Au contraire, un coassocié sera le plus souvent libéré de toute demande d’agrément et ne sera pas nécessairement demandeur d’informations complémentaires sur la société.

La cession ou le plus souvent la transmission par décès aux enfants est un cas de figure encore très différent, puisque souvent, dans ce cas, les enfants n’ont pas été actifs dans le processus et souhaitent parfois, tout comme les associés restants, ne pas entrer dans le capital social.

Les acquéreurs des parts sociales vont donc, en fonction de leur situation personnelle, avoir une approche très différente de l’acquisition des parts sociales.

La cession de parts sociales doit respecter un certain nombre d’étapes pour être valable. Il convient de respecter des conditions de fonds, puis de forme, avant de tenir compte des effets de cette cession.
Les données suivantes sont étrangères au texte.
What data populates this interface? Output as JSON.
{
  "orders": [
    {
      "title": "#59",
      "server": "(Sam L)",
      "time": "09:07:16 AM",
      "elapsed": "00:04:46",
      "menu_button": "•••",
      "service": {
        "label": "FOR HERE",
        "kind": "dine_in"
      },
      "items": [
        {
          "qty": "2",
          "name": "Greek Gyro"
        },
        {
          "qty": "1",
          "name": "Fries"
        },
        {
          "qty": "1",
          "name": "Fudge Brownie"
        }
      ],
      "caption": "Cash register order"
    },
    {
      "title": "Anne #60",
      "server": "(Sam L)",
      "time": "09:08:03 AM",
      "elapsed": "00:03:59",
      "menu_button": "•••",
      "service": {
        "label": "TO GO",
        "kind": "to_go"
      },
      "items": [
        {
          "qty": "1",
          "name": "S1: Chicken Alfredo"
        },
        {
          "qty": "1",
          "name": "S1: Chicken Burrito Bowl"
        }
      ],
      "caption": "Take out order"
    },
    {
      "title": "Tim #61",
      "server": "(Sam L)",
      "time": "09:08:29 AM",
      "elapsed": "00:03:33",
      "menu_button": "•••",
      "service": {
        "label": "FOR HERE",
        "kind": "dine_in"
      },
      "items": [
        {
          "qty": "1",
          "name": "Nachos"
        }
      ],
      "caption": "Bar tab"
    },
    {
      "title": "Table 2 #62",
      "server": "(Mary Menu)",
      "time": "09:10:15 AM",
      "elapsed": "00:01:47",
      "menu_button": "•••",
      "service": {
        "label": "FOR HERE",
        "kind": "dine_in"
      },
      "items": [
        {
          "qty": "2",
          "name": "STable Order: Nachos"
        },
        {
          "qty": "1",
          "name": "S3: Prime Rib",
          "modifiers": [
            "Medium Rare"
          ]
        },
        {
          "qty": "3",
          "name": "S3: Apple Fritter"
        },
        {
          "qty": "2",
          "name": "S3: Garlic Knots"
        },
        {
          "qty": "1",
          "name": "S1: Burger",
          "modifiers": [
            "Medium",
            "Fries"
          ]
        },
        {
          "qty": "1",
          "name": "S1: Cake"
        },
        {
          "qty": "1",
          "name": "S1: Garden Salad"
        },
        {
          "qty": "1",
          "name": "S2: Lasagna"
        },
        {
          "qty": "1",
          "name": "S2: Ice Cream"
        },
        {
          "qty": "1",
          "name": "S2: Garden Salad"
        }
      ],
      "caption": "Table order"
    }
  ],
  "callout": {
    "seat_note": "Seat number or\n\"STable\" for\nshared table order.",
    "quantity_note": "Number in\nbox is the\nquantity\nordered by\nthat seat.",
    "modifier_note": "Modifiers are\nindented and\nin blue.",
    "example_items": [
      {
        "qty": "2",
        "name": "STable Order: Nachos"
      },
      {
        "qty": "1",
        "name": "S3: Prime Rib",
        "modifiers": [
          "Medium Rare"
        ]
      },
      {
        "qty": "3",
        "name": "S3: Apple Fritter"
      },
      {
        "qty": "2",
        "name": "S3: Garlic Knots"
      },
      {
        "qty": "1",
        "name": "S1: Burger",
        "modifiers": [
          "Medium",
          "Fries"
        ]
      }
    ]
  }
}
Les conditions de fond de la transmission des parts sociales

Le consentement du vendeur et de l’acheteur

Conformément au droit commun des contrats, chaque partie doit avoir valablement donné son consentement à la cession ce qui suppose que le consentement ait été donné en connaissance de cause et librement. La loi prévoit trois vices susceptibles d’affecter la validité du consentement :

  • l’erreur : une des parties s’est trompée toute seule en s’engageant
  • le dol : une des parties s’est engagée parce qu’elle a été trompée par l’autre
  • la violence : une des parties a conclu par crainte de menaces. Ce cas de figure reste assez rare

Ces vices du consentement, plus particulièrement le dol, sont régulièrement mis en avant dans les cessions d’entreprises (cession de 100% des parts sociales) par les acheteurs déçus de leur acquisition et qui essaient de faire annuler la vente. Ils tentent également parfois de faire valoir l’obligation de loyauté de l’autre partie dans la conclusion du contrat.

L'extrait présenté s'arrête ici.